NSX Manager UI will fail to load with following error Some appliance components are not functioning properly. Component health: POLICY:UNKNOWN, MANAGER:UNKNOWN, SEARCH:UNKNOWN, NO and clustering related commands will fail using the CLI and API.

Solution

  1. SSH to each of the affected NSX Manager nodes and run following commands:
    1. Run get file-system-stats and verify /config and /image is not 100% full.
    2. Run get core-dumps to verify no cores have gotten generated in NSX Manager.
    3. Verify there was no datastore outage as outlined in step 1b above.
    4. Check logs for out-of-memory errors. See /var/log/proton/proton-tomcat-wrapper.log
  2. To restore clustering and UI, 2 nodes in a 3 node cluster should be up.

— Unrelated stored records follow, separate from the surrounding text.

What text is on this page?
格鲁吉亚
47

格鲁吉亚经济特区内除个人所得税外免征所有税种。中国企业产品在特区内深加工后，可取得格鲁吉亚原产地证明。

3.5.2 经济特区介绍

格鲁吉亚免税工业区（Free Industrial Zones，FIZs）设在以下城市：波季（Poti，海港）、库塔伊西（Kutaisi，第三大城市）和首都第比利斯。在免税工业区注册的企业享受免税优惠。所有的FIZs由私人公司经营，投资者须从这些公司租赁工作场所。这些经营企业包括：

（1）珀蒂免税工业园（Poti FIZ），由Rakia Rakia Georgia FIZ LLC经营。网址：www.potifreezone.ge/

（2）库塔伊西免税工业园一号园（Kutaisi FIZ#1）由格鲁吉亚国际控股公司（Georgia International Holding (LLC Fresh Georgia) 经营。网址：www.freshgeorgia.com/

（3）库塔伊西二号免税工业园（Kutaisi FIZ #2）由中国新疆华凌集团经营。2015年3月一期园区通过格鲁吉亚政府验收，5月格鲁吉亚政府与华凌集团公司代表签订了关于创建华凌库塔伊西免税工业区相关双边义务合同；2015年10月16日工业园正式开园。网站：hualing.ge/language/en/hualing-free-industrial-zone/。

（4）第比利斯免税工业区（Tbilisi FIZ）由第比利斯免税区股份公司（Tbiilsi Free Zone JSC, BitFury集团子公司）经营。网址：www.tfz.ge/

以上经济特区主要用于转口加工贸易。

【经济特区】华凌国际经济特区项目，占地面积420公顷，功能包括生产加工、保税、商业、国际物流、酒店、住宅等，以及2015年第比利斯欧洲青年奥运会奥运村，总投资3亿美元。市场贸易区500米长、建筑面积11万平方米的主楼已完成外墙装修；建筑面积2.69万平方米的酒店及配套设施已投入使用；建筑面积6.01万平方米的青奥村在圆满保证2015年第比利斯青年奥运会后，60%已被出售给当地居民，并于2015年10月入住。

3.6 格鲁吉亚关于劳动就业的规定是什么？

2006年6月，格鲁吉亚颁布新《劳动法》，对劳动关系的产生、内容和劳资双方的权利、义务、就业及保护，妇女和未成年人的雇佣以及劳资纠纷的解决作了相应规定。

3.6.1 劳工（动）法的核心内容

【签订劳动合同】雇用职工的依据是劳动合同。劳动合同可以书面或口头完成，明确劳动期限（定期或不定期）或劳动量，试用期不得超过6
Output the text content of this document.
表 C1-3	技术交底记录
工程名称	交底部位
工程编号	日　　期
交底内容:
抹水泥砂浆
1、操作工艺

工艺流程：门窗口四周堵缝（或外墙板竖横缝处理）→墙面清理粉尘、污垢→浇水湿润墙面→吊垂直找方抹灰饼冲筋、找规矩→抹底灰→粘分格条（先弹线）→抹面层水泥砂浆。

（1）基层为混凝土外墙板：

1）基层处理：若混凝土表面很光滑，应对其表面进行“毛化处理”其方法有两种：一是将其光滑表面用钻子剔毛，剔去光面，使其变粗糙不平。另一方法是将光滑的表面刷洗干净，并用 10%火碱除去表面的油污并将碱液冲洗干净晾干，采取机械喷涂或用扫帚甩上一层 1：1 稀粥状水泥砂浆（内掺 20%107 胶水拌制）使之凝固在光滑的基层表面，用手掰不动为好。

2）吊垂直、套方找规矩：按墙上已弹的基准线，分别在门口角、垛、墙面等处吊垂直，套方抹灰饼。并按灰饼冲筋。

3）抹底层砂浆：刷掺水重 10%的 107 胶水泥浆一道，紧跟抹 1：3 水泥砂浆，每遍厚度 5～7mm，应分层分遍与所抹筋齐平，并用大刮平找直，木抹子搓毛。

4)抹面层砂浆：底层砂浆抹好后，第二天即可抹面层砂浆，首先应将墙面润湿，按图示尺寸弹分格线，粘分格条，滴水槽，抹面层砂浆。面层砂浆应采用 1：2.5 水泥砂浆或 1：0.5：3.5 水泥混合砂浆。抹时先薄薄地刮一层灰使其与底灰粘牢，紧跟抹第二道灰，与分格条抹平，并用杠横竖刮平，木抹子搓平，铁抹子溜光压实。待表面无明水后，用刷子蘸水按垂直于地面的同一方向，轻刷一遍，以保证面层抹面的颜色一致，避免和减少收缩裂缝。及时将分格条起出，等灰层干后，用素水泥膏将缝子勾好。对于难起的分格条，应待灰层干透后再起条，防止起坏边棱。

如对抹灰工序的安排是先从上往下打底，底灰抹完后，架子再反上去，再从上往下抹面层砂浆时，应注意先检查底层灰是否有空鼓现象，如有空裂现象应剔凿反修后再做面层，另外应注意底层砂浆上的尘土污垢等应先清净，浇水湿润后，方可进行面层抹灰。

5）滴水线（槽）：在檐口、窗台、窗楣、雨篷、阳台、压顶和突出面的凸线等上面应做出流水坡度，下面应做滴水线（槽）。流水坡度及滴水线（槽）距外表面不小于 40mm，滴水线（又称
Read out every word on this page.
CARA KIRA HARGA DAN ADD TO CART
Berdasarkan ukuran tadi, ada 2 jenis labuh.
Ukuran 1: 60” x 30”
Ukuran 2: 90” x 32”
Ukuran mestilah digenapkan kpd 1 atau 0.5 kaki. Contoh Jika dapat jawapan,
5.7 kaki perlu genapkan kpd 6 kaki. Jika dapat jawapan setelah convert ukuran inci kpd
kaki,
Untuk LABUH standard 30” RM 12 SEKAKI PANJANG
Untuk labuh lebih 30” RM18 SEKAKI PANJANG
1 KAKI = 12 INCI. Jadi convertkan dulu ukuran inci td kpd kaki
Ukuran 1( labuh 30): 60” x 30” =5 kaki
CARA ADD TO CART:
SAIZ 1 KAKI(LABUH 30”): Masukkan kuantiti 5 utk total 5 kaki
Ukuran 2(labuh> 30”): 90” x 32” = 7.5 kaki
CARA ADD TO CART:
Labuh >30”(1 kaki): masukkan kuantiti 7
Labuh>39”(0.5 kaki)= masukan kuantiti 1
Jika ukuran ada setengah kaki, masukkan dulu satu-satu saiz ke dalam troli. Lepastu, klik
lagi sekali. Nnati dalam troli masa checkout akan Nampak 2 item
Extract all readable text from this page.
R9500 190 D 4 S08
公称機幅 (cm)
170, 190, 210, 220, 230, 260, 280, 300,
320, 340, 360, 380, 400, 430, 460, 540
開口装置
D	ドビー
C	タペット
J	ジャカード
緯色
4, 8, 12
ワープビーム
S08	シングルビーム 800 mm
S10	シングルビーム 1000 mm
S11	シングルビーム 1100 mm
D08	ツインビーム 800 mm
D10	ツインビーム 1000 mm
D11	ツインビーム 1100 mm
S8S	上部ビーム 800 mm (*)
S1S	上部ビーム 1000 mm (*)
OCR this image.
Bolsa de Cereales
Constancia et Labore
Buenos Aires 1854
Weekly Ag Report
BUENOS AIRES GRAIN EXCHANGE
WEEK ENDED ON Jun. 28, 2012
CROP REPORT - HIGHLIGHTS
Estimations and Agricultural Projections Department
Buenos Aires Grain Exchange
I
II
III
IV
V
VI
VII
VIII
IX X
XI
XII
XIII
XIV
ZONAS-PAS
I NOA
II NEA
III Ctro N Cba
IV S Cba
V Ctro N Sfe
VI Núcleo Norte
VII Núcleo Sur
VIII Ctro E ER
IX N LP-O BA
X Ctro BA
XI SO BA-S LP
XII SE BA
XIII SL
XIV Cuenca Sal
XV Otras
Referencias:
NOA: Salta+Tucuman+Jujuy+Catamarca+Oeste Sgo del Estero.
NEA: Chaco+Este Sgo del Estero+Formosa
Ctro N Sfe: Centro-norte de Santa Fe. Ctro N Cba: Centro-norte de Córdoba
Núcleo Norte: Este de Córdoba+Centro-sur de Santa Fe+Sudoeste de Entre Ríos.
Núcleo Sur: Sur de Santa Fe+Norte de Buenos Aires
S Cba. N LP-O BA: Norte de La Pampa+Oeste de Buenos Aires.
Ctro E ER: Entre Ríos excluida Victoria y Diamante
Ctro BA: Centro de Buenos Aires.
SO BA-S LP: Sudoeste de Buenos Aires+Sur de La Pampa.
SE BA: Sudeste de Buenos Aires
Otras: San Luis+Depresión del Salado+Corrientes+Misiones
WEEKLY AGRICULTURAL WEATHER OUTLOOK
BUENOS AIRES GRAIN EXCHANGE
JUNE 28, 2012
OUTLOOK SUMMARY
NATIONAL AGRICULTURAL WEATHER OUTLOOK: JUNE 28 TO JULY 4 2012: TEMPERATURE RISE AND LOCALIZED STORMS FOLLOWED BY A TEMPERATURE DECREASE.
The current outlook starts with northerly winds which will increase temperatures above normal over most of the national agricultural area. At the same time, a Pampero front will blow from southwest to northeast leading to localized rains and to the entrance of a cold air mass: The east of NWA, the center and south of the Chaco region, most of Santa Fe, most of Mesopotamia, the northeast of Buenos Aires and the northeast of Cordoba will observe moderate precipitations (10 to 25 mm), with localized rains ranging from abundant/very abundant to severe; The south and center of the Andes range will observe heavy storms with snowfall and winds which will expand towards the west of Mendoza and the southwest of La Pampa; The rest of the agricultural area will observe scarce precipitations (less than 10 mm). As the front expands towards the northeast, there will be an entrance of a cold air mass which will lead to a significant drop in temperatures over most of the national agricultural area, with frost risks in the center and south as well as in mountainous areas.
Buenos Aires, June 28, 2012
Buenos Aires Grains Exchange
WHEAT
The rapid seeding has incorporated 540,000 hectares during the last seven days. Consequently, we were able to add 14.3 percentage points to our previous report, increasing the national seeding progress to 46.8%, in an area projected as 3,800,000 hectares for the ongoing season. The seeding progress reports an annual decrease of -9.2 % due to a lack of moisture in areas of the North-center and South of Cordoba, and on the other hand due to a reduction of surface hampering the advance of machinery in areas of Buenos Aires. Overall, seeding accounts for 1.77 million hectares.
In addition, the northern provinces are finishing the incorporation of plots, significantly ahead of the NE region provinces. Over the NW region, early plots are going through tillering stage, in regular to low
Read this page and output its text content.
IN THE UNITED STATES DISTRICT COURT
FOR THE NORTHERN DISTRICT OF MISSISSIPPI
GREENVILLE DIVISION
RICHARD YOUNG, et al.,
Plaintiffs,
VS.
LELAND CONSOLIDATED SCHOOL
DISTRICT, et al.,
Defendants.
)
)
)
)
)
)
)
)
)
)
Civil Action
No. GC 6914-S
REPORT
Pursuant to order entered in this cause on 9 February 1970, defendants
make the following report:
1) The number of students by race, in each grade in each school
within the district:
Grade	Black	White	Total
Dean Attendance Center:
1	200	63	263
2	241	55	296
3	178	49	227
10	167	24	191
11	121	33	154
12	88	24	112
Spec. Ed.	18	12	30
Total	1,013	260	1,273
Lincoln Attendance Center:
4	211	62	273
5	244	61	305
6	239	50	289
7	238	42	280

If you are not able to bring any downed node back up but still have one healthy node then do one of the following steps to restore clustering:
    • Deploy a new manager node (as 4th member node), join the existing cluster and then detach one of the failed nodes using CLI cmd detach node <node-uuid> or API POST /api/v1/cluster/<node-uuid>?action=remove_node. The commands should be executed from one of the healthy nodes.
    • Run the deactivate cluster command on active node such that you end up with single node cluster. Now continue to add the new additional nodes to make a 3-member NSX Manager cluster.
      Note: NSX Manager nodes that are removed from the cluster should be powered off and deleted.